O líquor ou líquido cerebroespinhal é um fluido aquoso e incolor que ocupa o espaço subaracnóideo e as cavidades ventriculares. A função primordial do líquor é de proteção mecânica, que atua como um travesseiro entre o sistema nervoso central e o estojo ósseo.
Durante muito tempo acreditou-se que o líquor seria formado somente pelos plexos coroides, estrutura enovelada formada por dobras de pia-máter, vasos sanguíneos e células ependimárias modificadas. Contudo, estudos mais modernos mostraram que o líquor é produzido mesmo na ausência de plexos coroides, sendo o epêndima das paredes ventriculares também responsável por sua produção.
Além disso, acreditava-se que o líquor resultaria apenas de um processo de filtração do plasma pelos plexos coroides. Entretanto, sabe-se hoje que ele é ativamente secretado pelo epitélio ependimário, sobretudo dos plexos coroides, e sua composição é determinada por mecanismos de transporte específicos.
Além de ser uma proteção mecânica, o líquor contribuiu para a manutenção de um meio químico estável no sistema ventricular, por meio de troca de componentes com os espaços intersticiais; excreta produtos tóxicos do metabolismo das células do tecido nervoso que passam aos espaços intersticiais; e é um veículo de comunicação entre diferentes áreas do SNC (por exemplo, hormônios produzidos no hipotálamo são liberados no sangue e no líquor, podendo agir sobre regiões distantes do sistema ventricular).
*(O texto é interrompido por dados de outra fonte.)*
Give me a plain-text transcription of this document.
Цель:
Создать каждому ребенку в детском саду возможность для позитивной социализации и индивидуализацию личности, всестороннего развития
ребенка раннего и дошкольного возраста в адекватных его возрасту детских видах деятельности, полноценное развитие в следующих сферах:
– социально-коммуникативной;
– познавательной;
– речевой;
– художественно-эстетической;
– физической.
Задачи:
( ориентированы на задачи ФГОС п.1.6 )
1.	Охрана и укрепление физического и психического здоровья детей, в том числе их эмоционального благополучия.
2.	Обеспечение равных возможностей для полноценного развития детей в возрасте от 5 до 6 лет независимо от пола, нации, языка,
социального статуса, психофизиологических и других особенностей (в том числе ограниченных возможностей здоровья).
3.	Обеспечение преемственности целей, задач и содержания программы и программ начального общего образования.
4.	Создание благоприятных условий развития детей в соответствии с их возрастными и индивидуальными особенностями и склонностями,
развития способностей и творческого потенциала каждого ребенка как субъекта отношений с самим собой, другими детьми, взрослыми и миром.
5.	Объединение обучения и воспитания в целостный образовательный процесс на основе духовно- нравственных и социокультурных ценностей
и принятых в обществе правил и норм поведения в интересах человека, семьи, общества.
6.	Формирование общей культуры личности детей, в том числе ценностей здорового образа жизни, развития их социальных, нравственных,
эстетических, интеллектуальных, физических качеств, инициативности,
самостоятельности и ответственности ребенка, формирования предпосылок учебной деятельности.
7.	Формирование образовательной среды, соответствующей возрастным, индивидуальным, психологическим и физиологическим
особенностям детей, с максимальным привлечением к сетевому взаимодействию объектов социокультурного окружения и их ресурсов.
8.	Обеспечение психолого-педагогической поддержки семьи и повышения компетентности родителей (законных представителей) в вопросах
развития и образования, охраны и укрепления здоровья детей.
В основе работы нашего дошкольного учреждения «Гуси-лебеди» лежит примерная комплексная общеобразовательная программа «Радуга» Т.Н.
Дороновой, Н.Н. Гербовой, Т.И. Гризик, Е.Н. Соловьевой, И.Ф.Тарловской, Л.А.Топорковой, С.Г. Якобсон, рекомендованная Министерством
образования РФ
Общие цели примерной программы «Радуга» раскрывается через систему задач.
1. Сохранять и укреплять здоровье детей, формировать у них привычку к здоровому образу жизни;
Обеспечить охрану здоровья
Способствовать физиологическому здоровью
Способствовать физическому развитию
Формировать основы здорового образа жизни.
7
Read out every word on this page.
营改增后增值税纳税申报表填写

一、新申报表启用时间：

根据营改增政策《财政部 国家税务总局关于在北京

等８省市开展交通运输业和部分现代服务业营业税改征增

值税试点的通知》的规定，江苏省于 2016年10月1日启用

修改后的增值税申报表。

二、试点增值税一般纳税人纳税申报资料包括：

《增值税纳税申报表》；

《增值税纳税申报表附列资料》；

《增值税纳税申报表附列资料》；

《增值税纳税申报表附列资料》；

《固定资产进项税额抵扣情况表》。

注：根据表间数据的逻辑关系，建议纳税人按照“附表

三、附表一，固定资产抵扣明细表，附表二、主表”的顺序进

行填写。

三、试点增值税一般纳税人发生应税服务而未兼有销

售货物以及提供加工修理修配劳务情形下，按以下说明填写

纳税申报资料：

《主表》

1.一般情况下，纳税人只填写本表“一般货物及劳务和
Onde o líquor é encontrado?
O LCS é secretado nos ventrículos cerebrais, principalmente pelos plexos coroides (redes capilares cercadas por epitélio cuboidal ou colunar) e pela superfície cerebral.
O LCS flui dos ventrículos laterais pelo forame de Monro para dentro do terceiro ventrículo. De lá, flui para o quarto ventrículo pelo aqueduto de Sylvius e, então, através do forame de Magendie-Luschka para o espaço subaracnóideo (o espaço subaracnóideo situa-se entre a aracnoide e a pia-máter, que, junto com a dura-máter, formam as três camadas de meninges que cobrem o SNC).
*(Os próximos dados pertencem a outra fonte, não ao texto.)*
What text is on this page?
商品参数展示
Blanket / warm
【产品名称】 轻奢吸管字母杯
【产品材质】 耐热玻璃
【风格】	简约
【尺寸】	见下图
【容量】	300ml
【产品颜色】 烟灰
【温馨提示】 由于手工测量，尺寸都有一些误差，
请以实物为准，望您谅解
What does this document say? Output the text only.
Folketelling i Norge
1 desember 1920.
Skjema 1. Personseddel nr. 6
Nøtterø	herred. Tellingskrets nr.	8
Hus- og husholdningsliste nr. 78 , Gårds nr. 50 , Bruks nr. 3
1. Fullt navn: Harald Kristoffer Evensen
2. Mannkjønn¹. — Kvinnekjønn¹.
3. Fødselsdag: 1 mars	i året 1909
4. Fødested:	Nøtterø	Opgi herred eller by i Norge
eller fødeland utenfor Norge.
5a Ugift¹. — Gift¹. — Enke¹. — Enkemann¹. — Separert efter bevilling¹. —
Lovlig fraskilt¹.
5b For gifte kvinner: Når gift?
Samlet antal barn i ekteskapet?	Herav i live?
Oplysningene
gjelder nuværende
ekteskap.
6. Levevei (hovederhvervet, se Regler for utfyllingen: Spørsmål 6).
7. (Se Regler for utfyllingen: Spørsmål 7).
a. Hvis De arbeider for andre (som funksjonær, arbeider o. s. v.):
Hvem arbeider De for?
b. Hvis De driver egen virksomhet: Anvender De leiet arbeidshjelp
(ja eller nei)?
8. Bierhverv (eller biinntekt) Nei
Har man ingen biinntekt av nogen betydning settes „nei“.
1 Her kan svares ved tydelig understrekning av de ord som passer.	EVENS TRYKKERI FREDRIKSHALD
Dentro do espaço subaracnóideo, o LCS flui para baixo para o canal medular espinhal e também para cima em volta da convexidade do encéfalo, pois há reabsorção liquórica nas pequenas granulações aracnóideas existentes nos prolongamentos da dura-máter que acompanham as raízes dos nervos espinhais.
O LCS flui sobre o encéfalo e estende-se para dentro dos sulcos e profundidades do córtex cerebral em extensões do espaço subaracnóideo ao longo dos vasos sanguíneos, denominados espaços de Virchow-Robin.
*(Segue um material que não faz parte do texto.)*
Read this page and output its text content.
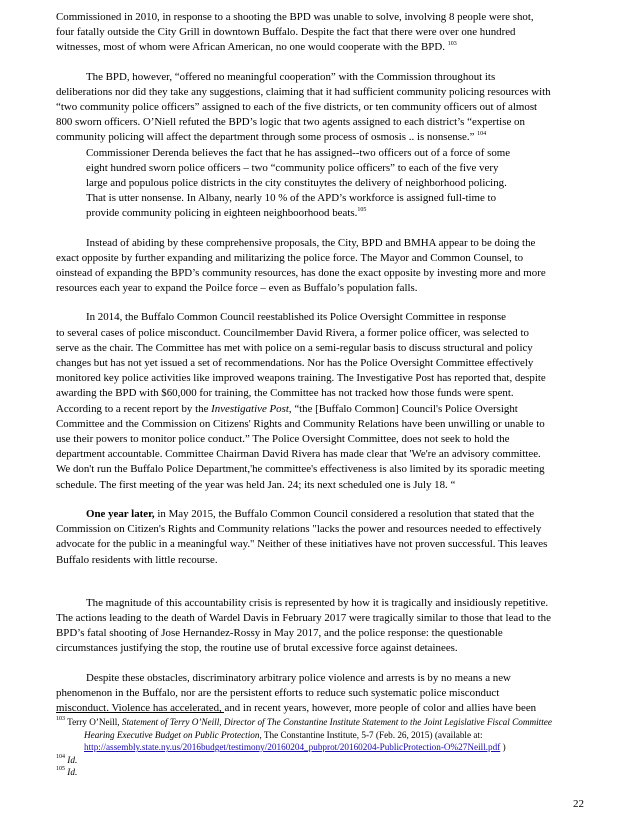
Commissioned in 2010, in response to a shooting the BPD was unable to solve, involving 8 people were shot,
four fatally outside the City Grill in downtown Buffalo. Despite the fact that there were over one hundred
witnesses, most of whom were African American, no one would cooperate with the BPD. $^{103}$

The BPD, however, “offered no meaningful cooperation” with the Commission throughout its
deliberations nor did they take any suggestions, claiming that it had sufficient community policing resources with
“two community police officers” assigned to each of the five districts, or ten community officers out of almost
800 sworn officers. O’Niell refuted the BPD’s logic that two agents assigned to each district’s “expertise on
community policing will affect the department through some process of osmosis .. is nonsense.” $^{104}$

Commissioner Derenda believes the fact that he has assigned--two officers out of a force of some
eight hundred sworn police officers – two “community police officers” to each of the five very
large and populous police districts in the city constituytes the delivery of neighborhood policing.
That is utter nonsense. In Albany, nearly 10 % of the APD’s workforce is assigned full-time to
provide community policing in eighteen neighboorhood beats.$^{105}$

Instead of abiding by these comprehensive proposals, the City, BPD and BMHA appear to be doing the
exact opposite by further expanding and militarizing the police force. The Mayor and Common Counsel, to
oinstead of expanding the BPD’s community resources, has done the exact opposite by investing more and more
resources each year to expand the Poilce force – even as Buffalo’s population falls.

In 2014, the Buffalo Common Council reestablished its Police Oversight Committee in response
to several cases of police misconduct. Councilmember David Rivera, a former police officer, was selected to
serve as the chair. The Committee has met with police on a semi-regular basis to discuss structural and policy
changes but has not yet issued a set of recommendations. Nor has the Police Oversight Committee effectively
monitored key police activities like improved weapons training. The Investigative Post has reported that, despite
awarding the BPD with $60,000 for training, the Committee has not tracked how those funds were spent.
According to a recent report by the Investigative Post, “the [Buffalo Common] Council's Police Oversight
Committee and the Commission on Citizens' Rights and Community Relations have been unwilling or unable to
use their powers to monitor police conduct.” The Police Oversight Committee, does not seek to hold the
department accountable. Committee Chairman David Rivera has made clear that 'We're an advisory committee.
We don't run the Buffalo Police Department,'he committee's effectiveness is also limited by its sporadic meeting
schedule. The first meeting of the year was held Jan. 24; its next scheduled one is July 18. “

One year later, in May 2015, the Buffalo Common Council considered a resolution that stated that the
Commission on Citizen's Rights and Community relations "lacks the power and resources needed to effectively
advocate for the public in a meaningful way." Neither of these initiatives have not proven successful. This leaves
Buffalo residents with little recourse.

The magnitude of this accountability crisis is represented by how it is tragically and insidiously repetitive.
The actions leading to the death of Wardel Davis in February 2017 were tragically similar to those that lead to the
BPD’s fatal shooting of Jose Hernandez-Rossy in May 2017, and the police response: the questionable
circumstances justifying the stop, the routine use of brutal excessive force against detainees.

Despite these obstacles, discriminatory arbitrary police violence and arrests is by no means a new
phenomenon in the Buffalo, nor are the persistent efforts to reduce such systematic police misconduct
misconduct. Violence has accelerated, and in recent years, however, more people of color and allies have been

$^{103}$ Terry O’Neill, Statement of Terry O’Neill, Director of The Constantine Institute Statement to the Joint Legislative Fiscal Committee Hearing Executive Budget on Public Protection, The Constantine Institute, 5-7 (Feb. 26, 2015) (available at: http://assembly.state.ny.us/2016budget/testimony/20160204_pubprot/20160204-PublicProtection-O%27Neill.pdf )

$^{104}$ Id.

$^{105}$ Id.

22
A circulação do líquor é extremamente lenta e são ainda discutidos os fatores que a determinam. Sem dúvida, a produção do líquor em uma extremidade e a sua absorção em outra já são suficientes para causar sua movimentação. Outro fator contribuinte é a pulsação das artérias intracranianas que, a cada sístole, aumenta a pressão liquórica, possivelmente contribuindo para empurrar o líquor através das granulações aracnóideas.
O volume total de LCS é estimado em aproximadamente 140 ml. Sob condições normais, os ventrículos laterais e o terceiro ventrículo contêm cerca de 12 ml, e o espaço subaracnóideo medular aproximadamente 30 ml, medidos por tomografia computadorizada. Os restantes 100 ml estão no espaço subaracnóideo e nas cisternas principais do encéfalo (p. ex., cisterna magna, cisterna mesencefálica).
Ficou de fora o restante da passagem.